Last Friday afternoon before class, Bethany and I were told that the father of one of my students, Chansomai, had died in a motorbike accident the night before. Bethany and I were both saddened. Chansomai is one of the students that has taken us in since we first arrived. He carted me around wherever I wanted to go whether it was class or the market. He had also just begun being my Lao language tutor. Chansomai is just easy to like, and we like him very much.
So when I heard the news, I new that I wanted to return the same generosity he has shown us. I asked one of his friends if they were going to visit Chansomai in his village. There were five other students going to see him this past weekend, and I wanted to go.
At 5:20 a.m. on Sunday morning, the sun was not yet out but I was up and ready to go. Chansomai’s village is 100 kilometers from where I live, and we wanted to get there before the heat set in for the day. (It’s mostly been over 100 degrees every day.) The trip there was enjoyable. It wasn’t too hot, and we were going fairly fast. So it only took about an hour and a half.
Chansomai was so glad to see us and honored that I, his teacher, would come all that way to be with him at a time like this. His mother was crying as she kept bowing her head and kissing my hand. After the greetings, we sat a while to talk before being served breakfast. I was a little nervous. Eating “real” Lao food can be quite hazardous for people from the West. I quite often encounter blood and fermented fish oil in the food here in Laos. Obviously, I cannot eat that, and I always amaze myself with the creative ways I get out of eating such cuisine. I just stuck to grilled meat and rice that day.
After breakfast, Chansomai wanted to take us to a farm of one of the other students in his class at the university. It was a watermelon farm off the side of the main dirt road. It was such a good time. The guys and I sat back, ate watermelon, spit the seeds, and joked around for a while. It was good for all of us. And it was nice to feel like I was spending the day with friends. I don’t get that much.

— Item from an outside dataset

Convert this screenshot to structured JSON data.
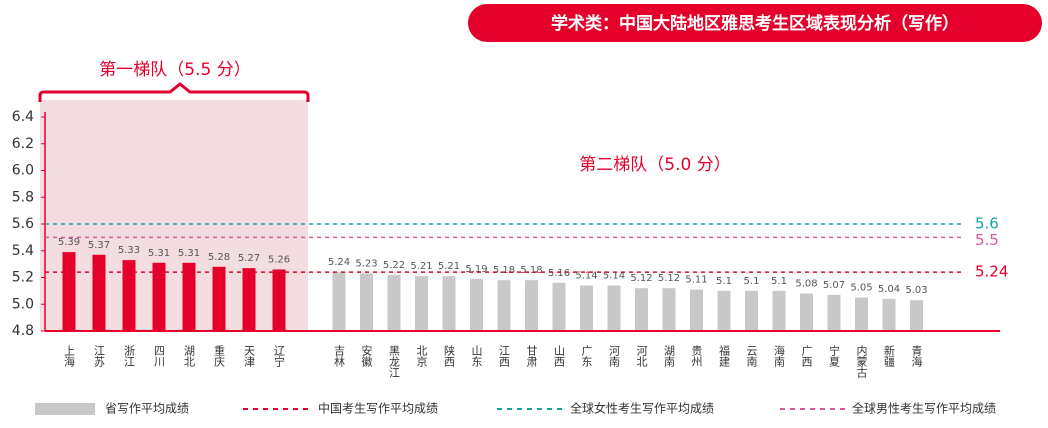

The guys were eager to show off their foreign teacher, so I got carted around a lot. The next place we went was a close friend of another one of my students. Of course this family lived in traditional Lao house built on stilts. After a little chit-chat, the guys decided we needed a nap, and we did. So we laid back on the raised wooden platforms and slept for a couple of hours, three of us on one and three on the other. It would have been quite the sight for some of you. There were ducks under one of the platforms, chickens roaming everywhere, and the sounds of a good size pig a few feet away. I’m still amazed at some of the things I do.
That afternoon, we went back to see Chansomai and attend his father’s funeral. There was some what of a processional. People were packed in the back of trucks, in vans, and on motorbikes. The service would take place at the site of the cremation in the “forest” as Chansomai called it. And it was nothing less. The whole processional began off-roading into the woods. Not in a straight line or anything, mind you.
We arrived at the site where wood was gathered for the fire. We waited about 20 minutes for the monks to come from the temple. Then the casket was taken off the truck and the ceremony began. It wasn’t anything unusual. Words about his father were shared. Some people were very sad. Some people were indifferent.
And this I will never forget. It is customary for everyone attending to move the wood around the casket for burning. As I gathered some wood and put it on the fire, Chansomai watched very closely. He knew that I would not have come all this way and honor him by participating in his father’s funeral unless I cared very deeply for him. And that’s exactly what I wanted to communicate because I care about him very much.
As they lit the fire, Chansomai could no longer hold back the tears. I put my hand on his shoulder and stood by him as we watched the cremation. There weren’t any words exchanged, but he knew my heart was hurting for him. And I knew he was grateful for my presence.
May the Father use this for His glory.